Payment is made with a debit or credit card or with a charging card from another electricity provider, in which case the charging fees are more expensive. Nevertheless, charging at the Aldi discounters is still cheaper than at many other charging stations. According to the energy group EnBW, it has “the largest fast-charging network in Germany”. Here, a kilowatt hour costs 45 cents, for example, with a monthly basic charge of 5.99 euros it is 36 cents. Ten cents more will be charged for quick charging. Chargeable charging stations are also available for customers at almost 200 McDonald’s branches. According to company information, the furniture giant Ikea has around 220 charging stations at Ikea branches in Germany, which can be used free of charge during opening hours.

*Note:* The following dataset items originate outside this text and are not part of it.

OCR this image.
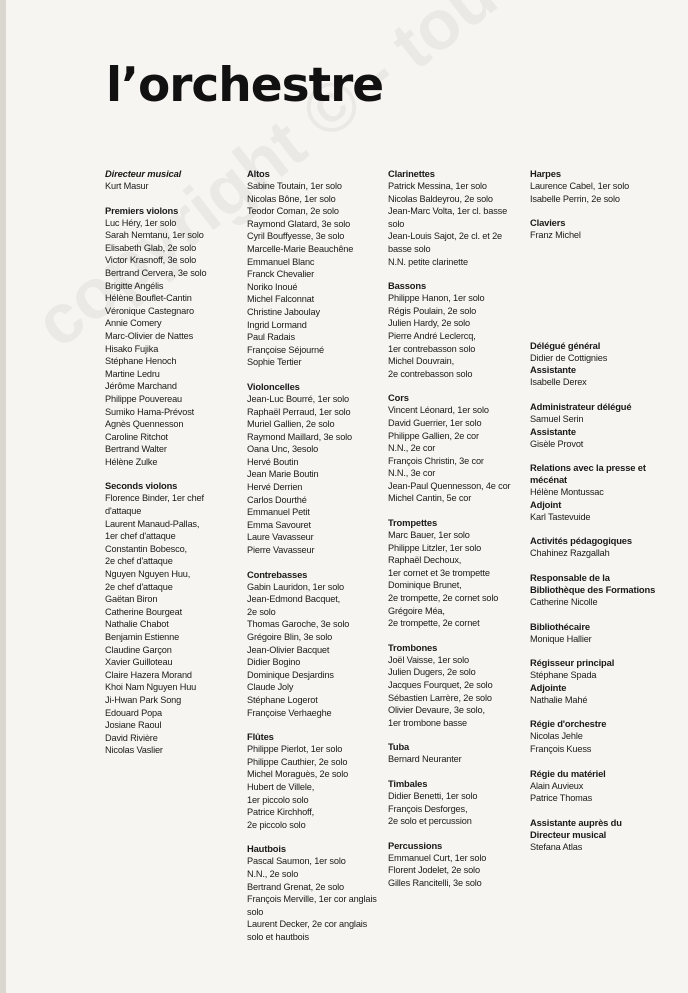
l’orchestre
Directeur musical
Kurt Masur
Premiers violons
Luc Héry, 1er solo
Sarah Nemtanu, 1er solo
Elisabeth Glab, 2e solo
Victor Krasnoff, 3e solo
Bertrand Cervera, 3e solo
Brigitte Angélis
Hélène Bouflet-Cantin
Véronique Castegnaro
Annie Comery
Marc-Olivier de Nattes
Hisako Fujika
Stéphane Henoch
Martine Ledru
Jérôme Marchand
Philippe Pouvereau
Sumiko Hama-Prévost
Agnès Quennesson
Caroline Ritchot
Bertrand Walter
Hélène Zulke
Seconds violons
Florence Binder, 1er chef
d'attaque
Laurent Manaud-Pallas,
1er chef d'attaque
Constantin Bobesco,
2e chef d'attaque
Nguyen Nguyen Huu,
2e chef d'attaque
Gaëtan Biron
Catherine Bourgeat
Nathalie Chabot
Benjamin Estienne
Claudine Garçon
Xavier Guilloteau
Claire Hazera Morand
Khoi Nam Nguyen Huu
Ji-Hwan Park Song
Edouard Popa
Josiane Raoul
David Rivière
Nicolas Vaslier
Altos
Sabine Toutain, 1er solo
Nicolas Bône, 1er solo
Teodor Coman, 2e solo
Raymond Glatard, 3e solo
Cyril Bouffyesse, 3e solo
Marcelle-Marie Beauchêne
Emmanuel Blanc
Franck Chevalier
Noriko Inoué
Michel Falconnat
Christine Jaboulay
Ingrid Lormand
Paul Radais
Françoise Séjourné
Sophie Tertier
Violoncelles
Jean-Luc Bourré, 1er solo
Raphaël Perraud, 1er solo
Muriel Gallien, 2e solo
Raymond Maillard, 3e solo
Oana Unc, 3esolo
Hervé Boutin
Jean Marie Boutin
Hervé Derrien
Carlos Dourthé
Emmanuel Petit
Emma Savouret
Laure Vavasseur
Pierre Vavasseur
Contrebasses
Gabin Lauridon, 1er solo
Jean-Edmond Bacquet,
2e solo
Thomas Garoche, 3e solo
Grégoire Blin, 3e solo
Jean-Olivier Bacquet
Didier Bogino
Dominique Desjardins
Claude Joly
Stéphane Logerot
Françoise Verhaeghe
Flûtes
Philippe Pierlot, 1er solo
Philippe Cauthier, 2e solo
Michel Moraguès, 2e solo
Hubert de Villele,
1er piccolo solo
Patrice Kirchhoff,
2e piccolo solo
Hautbois
Pascal Saumon, 1er solo
N.N., 2e solo
Bertrand Grenat, 2e solo
François Merville, 1er cor anglais
solo
Laurent Decker, 2e cor anglais
solo et hautbois
Clarinettes
Patrick Messina, 1er solo
Nicolas Baldeyrou, 2e solo
Jean-Marc Volta, 1er cl. basse solo
Jean-Louis Sajot, 2e cl. et 2e
basse solo
N.N. petite clarinette
Bassons
Philippe Hanon, 1er solo
Régis Poulain, 2e solo
Julien Hardy, 2e solo
Pierre André Leclercq,
1er contrebasson solo
Michel Douvrain,
2e contrebasson solo
Cors
Vincent Léonard, 1er solo
David Guerrier, 1er solo
Philippe Gallien, 2e cor
N.N., 2e cor
François Christin, 3e cor
N.N., 3e cor
Jean-Paul Quennesson, 4e cor
Michel Cantin, 5e cor
Trompettes
Marc Bauer, 1er solo
Philippe Litzler, 1er solo
Raphaël Dechoux,
1er cornet et 3e trompette
Dominique Brunet,
2e trompette, 2e cornet solo
Grégoire Méa,
2e trompette, 2e cornet
Trombones
Joël Vaisse, 1er solo
Julien Dugers, 2e solo
Jacques Fourquet, 2e solo
Sébastien Larrère, 2e solo
Olivier Devaure, 3e solo,
1er trombone basse
Tuba
Bernard Neuranter
Timbales
Didier Benetti, 1er solo
François Desforges,
2e solo et percussion
Percussions
Emmanuel Curt, 1er solo
Florent Jodelet, 2e solo
Gilles Rancitelli, 3e solo
Harpes
Laurence Cabel, 1er solo
Isabelle Perrin, 2e solo
Claviers
Franz Michel
Délégué général
Didier de Cottignies
Assistante
Isabelle Derex
Administrateur délégué
Samuel Serin
Assistante
Gisèle Provot
Relations avec la presse et mécénat
Hélène Montussac
Adjoint
Karl Tastevuide
Activités pédagogiques
Chahinez Razgallah
Responsable de la Bibliothèque des Formations
Catherine Nicolle
Bibliothécaire
Monique Hallier
Régisseur principal
Stéphane Spada
Adjointe
Nathalie Mahé
Régie d'orchestre
Nicolas Jehle
François Kuess
Régie du matériel
Alain Auvieux
Patrice Thomas
Assistante auprès du Directeur musical
Stefana Atlas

Aldi: The reason for the chargeable charging offer is unclear
It is unclear why Aldi Süd has made the use of its charging stations subject to a charge. However, it is obvious that this simply did not pay off. After all, the electricity costs for one charge can quickly amount to more than 30 euros.
Nevertheless, the new charging policy of the discount chain has met with a positive response from customers. Because now it is also possible to shop outside of opening hours. And it’s no longer limited to an hour. In addition, those drivers who only visited the Aldi branches because of the free charging option should now stay away.
Lild and Kaufland could follow suit
At Lidl and Kaufland, charging is still free. Since last March, however, the charging stations can only be used via an app. And the Schwarz Group, which includes Lidl and Kaufland, could follow Aldi’s lead. As the “Handelsblatt” reports, citing industry circles, the two companies are also examining charging for the charging stations in front of their stores.
So far, charging has only been possible during opening hours and is limited to one hour. When asked, the Schwarz Group did not deny the possible introduction of charging fees. However, a Lidl spokeswoman told the daily newspaper: “(…) We are examining intensively how we can further improve our offer, for example to avoid a permanent blockage of the charging stations.”
The Rewe Group is still planning a charging option. In two years, 200 charging points should be available in front of Rewe and Penny branches. “One thing is certain, electricity cannot be given away in the long run, that’s not a business model. The example of Aldi shows that right now,” says Jan-Oliver Heidrich, Managing Director of EHA, the central energy service provider of the Rewe Group. However, he could imagine combined offers with shopping discounts or other discounts with the core business.